How is Gluten/Gliadin destructive?
The gliadin molecule sticks to certain tissues in the body. Usually it sticks to the upper small intestine, but it also easily crosses into the blood stream and can stick to many places in the body. If a person’s body makes anti-gliadin antibodies, the body will mistake healthy tissue that has gliadin attached to it as a foreign invader, and the immune system will attack the cells that have the gliadin attached as well as neighboring cells. This activation of the immune system in the areas where gluten is attached is called “inflammation.” It is also called “autoimmunity” because the immune system is unnecessarily attacking its own tissue. This leads to:
1) Malabsorption – inability to absorb vitamins and minerals even if they are plentiful in the diet
2) Ulceration – causing “leaky gut”
3) Weakening of mucous defense – permitting more direct exposure to other toxins and infections.
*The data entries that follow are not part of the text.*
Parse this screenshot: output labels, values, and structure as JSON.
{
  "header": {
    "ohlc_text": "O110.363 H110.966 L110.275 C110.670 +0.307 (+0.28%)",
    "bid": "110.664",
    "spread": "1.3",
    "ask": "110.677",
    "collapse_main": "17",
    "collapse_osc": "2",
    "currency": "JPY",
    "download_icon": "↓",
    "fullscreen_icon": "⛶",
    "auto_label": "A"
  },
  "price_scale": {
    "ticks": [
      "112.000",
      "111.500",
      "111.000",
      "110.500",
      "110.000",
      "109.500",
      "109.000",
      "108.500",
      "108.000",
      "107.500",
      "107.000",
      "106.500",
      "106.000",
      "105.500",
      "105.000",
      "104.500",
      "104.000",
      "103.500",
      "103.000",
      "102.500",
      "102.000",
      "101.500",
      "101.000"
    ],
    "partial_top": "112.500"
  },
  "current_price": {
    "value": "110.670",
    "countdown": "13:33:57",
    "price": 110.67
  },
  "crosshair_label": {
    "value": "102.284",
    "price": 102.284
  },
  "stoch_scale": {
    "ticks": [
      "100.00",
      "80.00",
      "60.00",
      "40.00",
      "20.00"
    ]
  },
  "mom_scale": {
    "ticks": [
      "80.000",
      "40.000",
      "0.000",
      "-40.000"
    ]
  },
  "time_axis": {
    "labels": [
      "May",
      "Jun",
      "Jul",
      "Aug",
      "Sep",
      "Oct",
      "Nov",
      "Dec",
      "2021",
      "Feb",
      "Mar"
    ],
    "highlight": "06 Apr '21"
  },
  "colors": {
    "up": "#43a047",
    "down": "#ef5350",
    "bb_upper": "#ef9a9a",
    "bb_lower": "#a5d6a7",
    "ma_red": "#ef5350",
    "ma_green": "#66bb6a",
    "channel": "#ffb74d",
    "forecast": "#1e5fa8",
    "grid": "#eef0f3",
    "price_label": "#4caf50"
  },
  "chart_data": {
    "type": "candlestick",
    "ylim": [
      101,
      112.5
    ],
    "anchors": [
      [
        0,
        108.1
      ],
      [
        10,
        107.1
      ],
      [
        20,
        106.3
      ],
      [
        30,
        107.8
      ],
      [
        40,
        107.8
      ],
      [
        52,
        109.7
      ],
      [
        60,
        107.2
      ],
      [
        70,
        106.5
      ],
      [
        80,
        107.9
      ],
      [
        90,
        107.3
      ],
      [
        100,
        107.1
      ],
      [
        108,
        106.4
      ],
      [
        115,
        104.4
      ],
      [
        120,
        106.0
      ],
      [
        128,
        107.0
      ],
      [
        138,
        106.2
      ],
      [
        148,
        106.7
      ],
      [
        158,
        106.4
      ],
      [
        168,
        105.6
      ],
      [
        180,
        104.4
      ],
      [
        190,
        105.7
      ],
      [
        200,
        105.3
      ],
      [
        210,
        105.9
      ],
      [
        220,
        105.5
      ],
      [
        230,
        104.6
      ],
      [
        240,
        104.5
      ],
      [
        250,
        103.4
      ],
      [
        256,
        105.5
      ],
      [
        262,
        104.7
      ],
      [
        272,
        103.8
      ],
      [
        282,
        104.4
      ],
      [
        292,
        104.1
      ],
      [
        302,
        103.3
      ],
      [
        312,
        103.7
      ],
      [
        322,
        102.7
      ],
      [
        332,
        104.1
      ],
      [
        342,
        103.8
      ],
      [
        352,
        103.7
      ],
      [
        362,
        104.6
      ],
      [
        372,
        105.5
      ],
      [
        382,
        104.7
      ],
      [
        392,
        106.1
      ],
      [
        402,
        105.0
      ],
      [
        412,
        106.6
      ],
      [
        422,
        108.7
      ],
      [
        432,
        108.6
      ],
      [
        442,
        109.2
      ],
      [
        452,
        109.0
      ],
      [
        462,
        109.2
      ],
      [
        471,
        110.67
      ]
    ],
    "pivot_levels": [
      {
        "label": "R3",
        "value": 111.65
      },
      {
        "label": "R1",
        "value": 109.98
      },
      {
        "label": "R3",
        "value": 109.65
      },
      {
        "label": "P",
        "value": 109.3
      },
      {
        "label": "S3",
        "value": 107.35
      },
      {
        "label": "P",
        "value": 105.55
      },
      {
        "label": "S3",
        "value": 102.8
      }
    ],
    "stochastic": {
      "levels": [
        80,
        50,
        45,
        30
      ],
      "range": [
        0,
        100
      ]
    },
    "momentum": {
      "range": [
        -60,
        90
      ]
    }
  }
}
Antibodies may also attach to gliadin in the bloodstream. The antibodies attached to gliadin cause clumps that collect in capillaries leading to skin conditions such as Dermatitis Herpetiformis or may collect in other parts of the body such as joints causing arthritis or in the thyroid causing Autoimmune Thyroiditis. In any autoimmune condition (Crohns Disease, Diabetes, Rheumatoid Arthritis, Hashimoto’s, Dermatitis Herpetiformis, Asthma, Eczema, Multiple Sclerosis, Fibromyalgia, Alzheimer’s, Parkinson’s Disease, etc.) it is very likely that a sensitivity to gluten is the original cause of the onset of inflammation.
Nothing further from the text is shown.